32рдле

Posted on February 23, 2024

Almost all my career I’ve been mostly a backend guy. Even when I was working with mobile platforms it usually was related to different background services. And I’m ok with that. Well, sometimes it might be difficult to explain people what are you actually doing, but I still prefer this things just because it’s more interesting for me, and, to be honest, I’m pretty bad in drawing, choosing colors, etc.

However, some time ago I played Duotrigordle and I thought what it would be great to have it in Russian. And that lead me to another pet project in a very uncommon environment for me. It’s a pure client word guessing game. Of course, I could use Scala.js for that, but I wanted to keep it light, and also, to have a little bit practice in the common frontend tools. It took couple of months for me to create it from scratch. It still have a nasty hard to reproduce bug, but it’s available at 32.limansky.me, so you can play it. Here I’d like to share some details and thoughts about this project development.

I decide to use pure React because, to be honest, I have a little experience with it already. While we developed Продажи.рф at 1-OFD, we all participated in frontend development a little bit. But, since 32rdle is a pure client side game, I decided not to use any React based frameworks. I chose wouter for routing and zustand for state management, because both of them are simple and lightweight libraries. Also I used Vite and Vitest because it’s easy to setup and fast. Of course, I used TypeScript for coding, because I have no idea how and why people write any code without of types.

Fortunately I already had Neovim setup (my dotfiles) with LSP, so I’ve been kind of ready to start.

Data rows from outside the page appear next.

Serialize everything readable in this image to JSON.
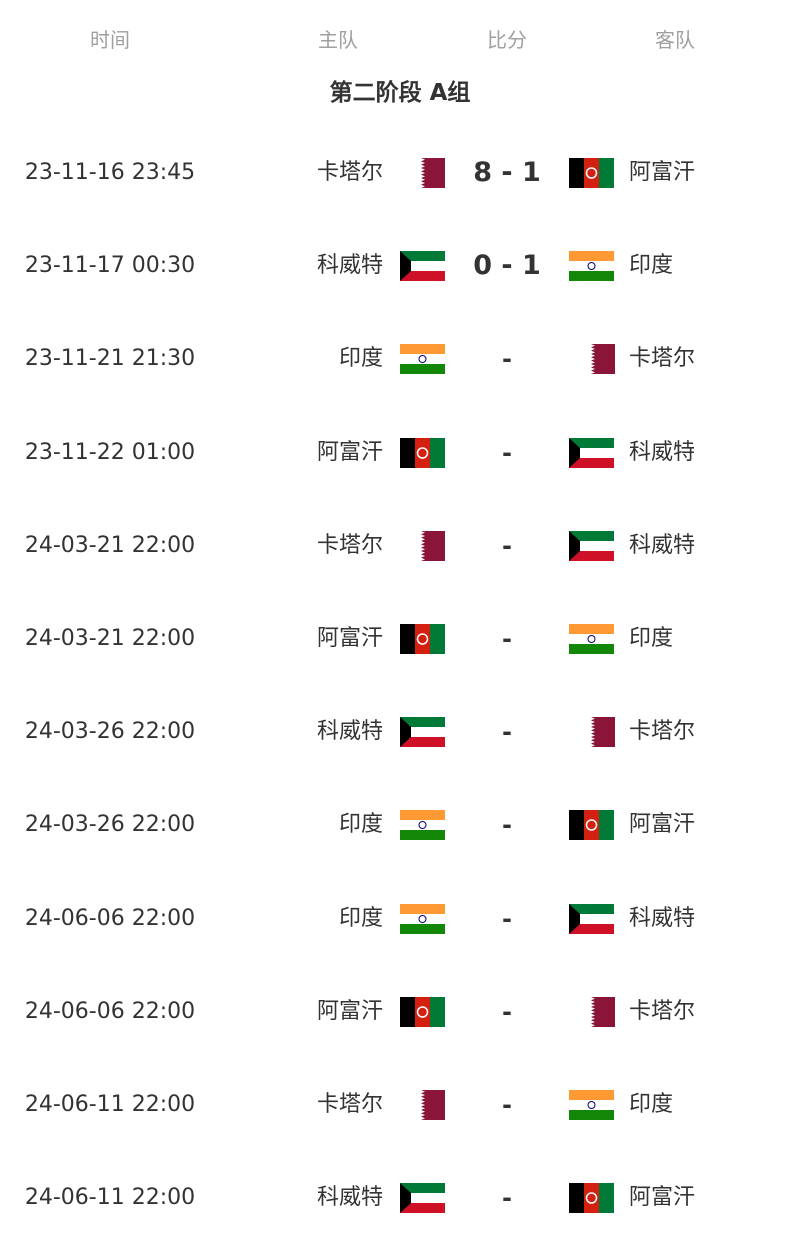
{
  "header": {
    "time": "时间",
    "home": "主队",
    "score": "比分",
    "away": "客队"
  },
  "group_title": "第二阶段 A组",
  "colors": {
    "qatar": "#8a1538",
    "afghanistan_red": "#d32011",
    "green": "#007a36",
    "india_saffron": "#ff9933",
    "india_green": "#138808",
    "kuwait_red": "#ce1126",
    "chakra": "#000080"
  },
  "matches": [
    {
      "time": "23-11-16 23:45",
      "home": "卡塔尔",
      "home_flag": "qatar",
      "score": "8 - 1",
      "away": "阿富汗",
      "away_flag": "afghanistan"
    },
    {
      "time": "23-11-17 00:30",
      "home": "科威特",
      "home_flag": "kuwait",
      "score": "0 - 1",
      "away": "印度",
      "away_flag": "india"
    },
    {
      "time": "23-11-21 21:30",
      "home": "印度",
      "home_flag": "india",
      "score": "-",
      "away": "卡塔尔",
      "away_flag": "qatar"
    },
    {
      "time": "23-11-22 01:00",
      "home": "阿富汗",
      "home_flag": "afghanistan",
      "score": "-",
      "away": "科威特",
      "away_flag": "kuwait"
    },
    {
      "time": "24-03-21 22:00",
      "home": "卡塔尔",
      "home_flag": "qatar",
      "score": "-",
      "away": "科威特",
      "away_flag": "kuwait"
    },
    {
      "time": "24-03-21 22:00",
      "home": "阿富汗",
      "home_flag": "afghanistan",
      "score": "-",
      "away": "印度",
      "away_flag": "india"
    },
    {
      "time": "24-03-26 22:00",
      "home": "科威特",
      "home_flag": "kuwait",
      "score": "-",
      "away": "卡塔尔",
      "away_flag": "qatar"
    },
    {
      "time": "24-03-26 22:00",
      "home": "印度",
      "home_flag": "india",
      "score": "-",
      "away": "阿富汗",
      "away_flag": "afghanistan"
    },
    {
      "time": "24-06-06 22:00",
      "home": "印度",
      "home_flag": "india",
      "score": "-",
      "away": "科威特",
      "away_flag": "kuwait"
    },
    {
      "time": "24-06-06 22:00",
      "home": "阿富汗",
      "home_flag": "afghanistan",
      "score": "-",
      "away": "卡塔尔",
      "away_flag": "qatar"
    },
    {
      "time": "24-06-11 22:00",
      "home": "卡塔尔",
      "home_flag": "qatar",
      "score": "-",
      "away": "印度",
      "away_flag": "india"
    },
    {
      "time": "24-06-11 22:00",
      "home": "科威特",
      "home_flag": "kuwait",
      "score": "-",
      "away": "阿富汗",
      "away_flag": "afghanistan"
    }
  ]
}
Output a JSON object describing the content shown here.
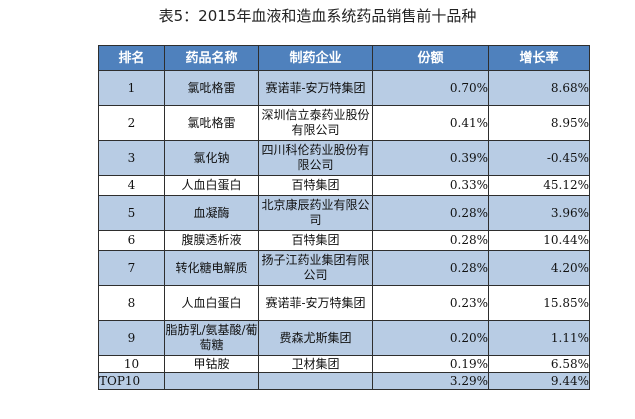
{
  "title": "表5：2015年血液和造血系统药品销售前十品种",
  "table": {
    "headers": [
      "排名",
      "药品名称",
      "制药企业",
      "份额",
      "增长率"
    ],
    "rows": [
      {
        "rank": "1",
        "drug": "氯吡格雷",
        "company": "赛诺菲-安万特集团",
        "share": "0.70%",
        "growth": "8.68%"
      },
      {
        "rank": "2",
        "drug": "氯吡格雷",
        "company": "深圳信立泰药业股份有限公司",
        "share": "0.41%",
        "growth": "8.95%"
      },
      {
        "rank": "3",
        "drug": "氯化钠",
        "company": "四川科伦药业股份有限公司",
        "share": "0.39%",
        "growth": "-0.45%"
      },
      {
        "rank": "4",
        "drug": "人血白蛋白",
        "company": "百特集团",
        "share": "0.33%",
        "growth": "45.12%"
      },
      {
        "rank": "5",
        "drug": "血凝酶",
        "company": "北京康辰药业有限公司",
        "share": "0.28%",
        "growth": "3.96%"
      },
      {
        "rank": "6",
        "drug": "腹膜透析液",
        "company": "百特集团",
        "share": "0.28%",
        "growth": "10.44%"
      },
      {
        "rank": "7",
        "drug": "转化糖电解质",
        "company": "扬子江药业集团有限公司",
        "share": "0.28%",
        "growth": "4.20%"
      },
      {
        "rank": "8",
        "drug": "人血白蛋白",
        "company": "赛诺菲-安万特集团",
        "share": "0.23%",
        "growth": "15.85%"
      },
      {
        "rank": "9",
        "drug": "脂肪乳/氨基酸/葡萄糖",
        "company": "费森尤斯集团",
        "share": "0.20%",
        "growth": "1.11%"
      },
      {
        "rank": "10",
        "drug": "甲钴胺",
        "company": "卫材集团",
        "share": "0.19%",
        "growth": "6.58%"
      },
      {
        "rank": "TOP10",
        "drug": "",
        "company": "",
        "share": "3.29%",
        "growth": "9.44%"
      }
    ]
  }
}
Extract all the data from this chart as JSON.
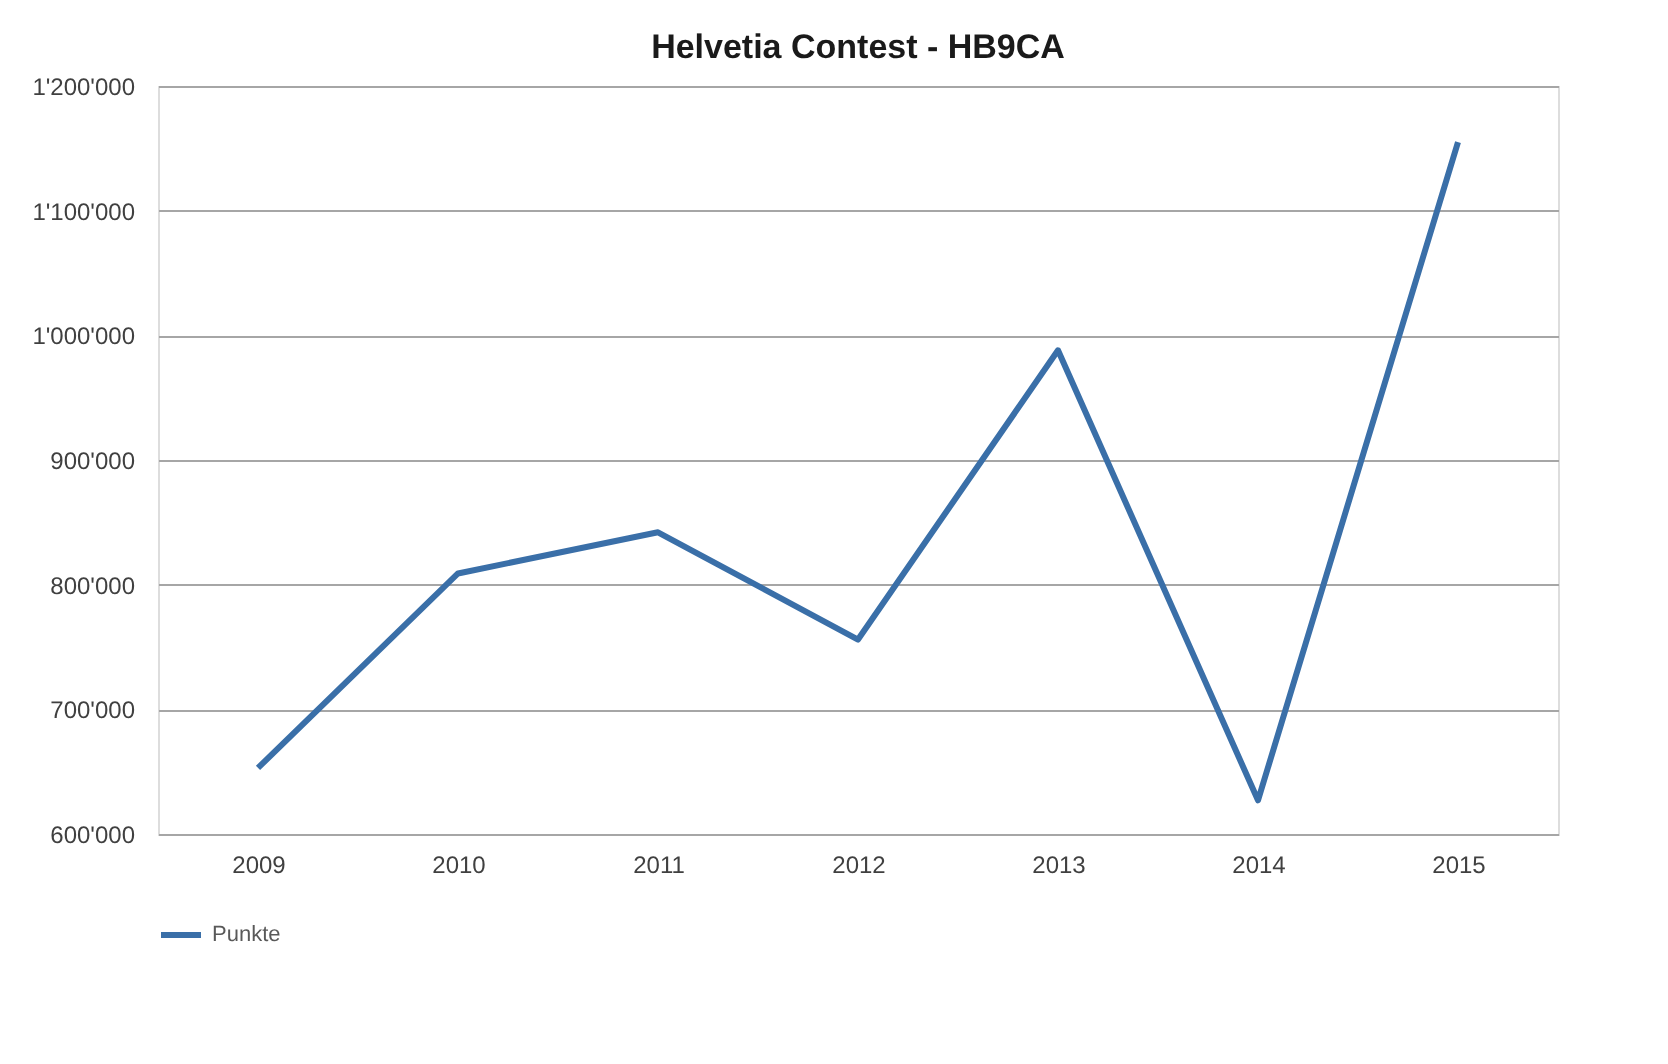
{
  "chart_data": {
    "type": "line",
    "title": "Helvetia Contest - HB9CA",
    "categories": [
      "2009",
      "2010",
      "2011",
      "2012",
      "2013",
      "2014",
      "2015"
    ],
    "series": [
      {
        "name": "Punkte",
        "color": "#3a6fa8",
        "values": [
          653000,
          809000,
          842000,
          756000,
          988000,
          627000,
          1155000
        ]
      }
    ],
    "ylim": [
      600000,
      1200000
    ],
    "yticks": [
      {
        "value": 600000,
        "label": "600'000"
      },
      {
        "value": 700000,
        "label": "700'000"
      },
      {
        "value": 800000,
        "label": "800'000"
      },
      {
        "value": 900000,
        "label": "900'000"
      },
      {
        "value": 1000000,
        "label": "1'000'000"
      },
      {
        "value": 1100000,
        "label": "1'100'000"
      },
      {
        "value": 1200000,
        "label": "1'200'000"
      }
    ],
    "grid": "y",
    "legend": "bottom",
    "marker": "none",
    "line_style": "solid"
  }
}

Here is a list of top 5 problems I faced with from hard to easy:

  1. CSS.
  2. More CSS.
  3. Algorithms.
  4. React itself.
  5. Components organization.

This list is not that I initially expected. Well, I knew what CSS is hard, but I didn’t expect it to be that hard. Secondly, I expected React to be a bigger problem for me. I still have some problems with understanding hooks, and what and when, should I use, but it is not the major problem. The two last points are related. At some point I’ve found that I put to much business logic into the components. In my case that lead to the calculation duplication. For example boards can calculate their state themselves according to the entered words and the guessed word. However, these states are also required for the status bar component. So I had to change the interface of the components several times to avoid unnecessary calculation repetitions.

Some pieces of code I wrote still looks weird for me, and I feel like I do something wrong way. For example I need a path parameter to be a number.

const gameParser = (path: string, loose?: boolean): { pattern: RegExp, keys: string[] } => {
  if (path === "/daily/:id") {
    const named = parse(/^\/daily\/(?<id>[0-9]+)$/);
    return { pattern: named.pattern, keys: ['id'] };
  }

  return parse(path, loose);
};

This condition is looks ugly for me, but it works, and I have no idea how to make it better.

The whole code is available at github.